Let's take stock of the issues involved.
Hold up. Why are you bringing this up now?
Jeez. The Jaguars sure seem to show up in a lot of these games.
You're right. Starting with the 2013 season, the Jaguars committed to playing one game per season in London, and that deal has been extended through 2020. The agreement guarantees the NFL a willing partner in this project, and UK fans don't seem to mind getting the team that has the league's second-worst winning percentage (.272) of this decade.
I know this isn't a Jaguars story, but one more question: Why would they give up a home game for this every year?
The biggest reason is that they make more money from a London "home" game than they do from games played in Jacksonville, one of the NFL's smallest and least-lucrative markets. Team president Mark Lamping has said that about 15 percent of the Jaguars' annual local revenue comes from the London game. (NFL teams do not share local revenue.)
Jaguars owner Shad Khan, meanwhile, has of another sporting interest in the area after purchasing soccer's Fulham FC.
Hopefully the NFL packs the rest of the London schedule with more competitive teams.

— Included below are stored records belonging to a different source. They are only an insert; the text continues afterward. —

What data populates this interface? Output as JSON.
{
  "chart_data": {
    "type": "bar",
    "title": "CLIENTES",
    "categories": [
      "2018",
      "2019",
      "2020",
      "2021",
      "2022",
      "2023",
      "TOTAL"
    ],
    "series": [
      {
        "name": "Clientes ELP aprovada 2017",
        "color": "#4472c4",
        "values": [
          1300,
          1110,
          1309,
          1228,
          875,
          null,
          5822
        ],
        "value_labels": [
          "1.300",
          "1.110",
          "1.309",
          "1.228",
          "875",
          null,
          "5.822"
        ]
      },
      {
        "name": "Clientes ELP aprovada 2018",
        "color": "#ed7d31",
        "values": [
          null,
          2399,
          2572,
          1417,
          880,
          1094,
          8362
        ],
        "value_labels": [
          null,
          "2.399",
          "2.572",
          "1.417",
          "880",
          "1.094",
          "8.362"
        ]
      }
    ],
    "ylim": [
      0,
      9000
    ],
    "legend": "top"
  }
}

Eh. Only one 2016 playoff team is among the eight that will make the trip (the Miami Dolphins) this season. The list also includes the Cleveland Browns, the only team that has a worse winning percentage this decade than the Jaguars (.254). The Los Angeles Rams, who last made a playoff appearance in 2004, are also on the schedule.
Doesn't seem to matter to the Brits, huh?
Nope. They sold out the two games at Wembley and two at Twickenham Stadium in short order. That means more than 300,000 fans will see NFL games in person in London this season.
Is that 300,000 different people or 300,000 in total attendance?
The latter. What's interesting is that, according to Waller, about 40,000 people bought tickets to all four games. You know what that sounds like, don't you?
A fan base.
"If you think of that [number] in terms of season-ticket membership and season-ticket base," Waller said, "that's a really good indicator of the depth of fandom."
Interesting. Is there anything else that hints of the slow build toward a virtual franchise?
Yes. For the first time, the NFL is staging games in consecutive weeks. Wembley will host games in Weeks 3 and 4, while Twickenham is set for Weeks 7 and 8.
What did Waller say about that?
Here you go: "One of the things we've always felt is that if we were ever to have a team here at any point in the future, the schedule would have to work in terms of back-to-back games in the UK and back-to-back games in the States. It gives us a chance to test the back-to-back games from a playing perspective. It's not the same teams, but at least the fields and the stadium and everything else."
Three of the games, including this Sunday's, will kick off at 9:30 a.m. ET. Why do they keep doing that?
This is one instance when the NFL decided not to put the interests of the American television audience first. A 2:30 p.m. kickoff time in London is much more accessible to UK fans than 6 p.m., which corresponds to 1 p.m. ET.
"One of the things that's always important," Waller said, "is that you fit culturally with what works in the market that you're in. The reality in the UK is that Sunday afternoon is a sports time. Sunday night is not. There is no EPL [soccer] on Sunday night. There is no rugby. It's just not what people do. ... I don't want to belittle how inconvenient it is for U.S. fans. I totally understand that. But that's where the trade-off lies."
But how many of these fans are authentic UK sports fans and how many are displaced Americans?
The NFL estimates that about 5,000 fans at each game will have flown over from the United States. Another 5,000 travel from continental Europe, mostly Germany and Scandinavia. The rest hail from London or other points within a three-hour drive such as Liverpool, Newcastle and even Scotland. So the vast majority are people who live in the UK and presumably have for a while.
Anything else to share?
Just that the London series remains a growing, successful enterprise that isn't going away. In fact, it could get bigger pretty quickly. Positive returns from this "half season" of games could clear the path toward a "full" season. Said Waller: "And I don't think you have play four and then five and then six and then seven and then eight. I don't think it needs to be a linear progression."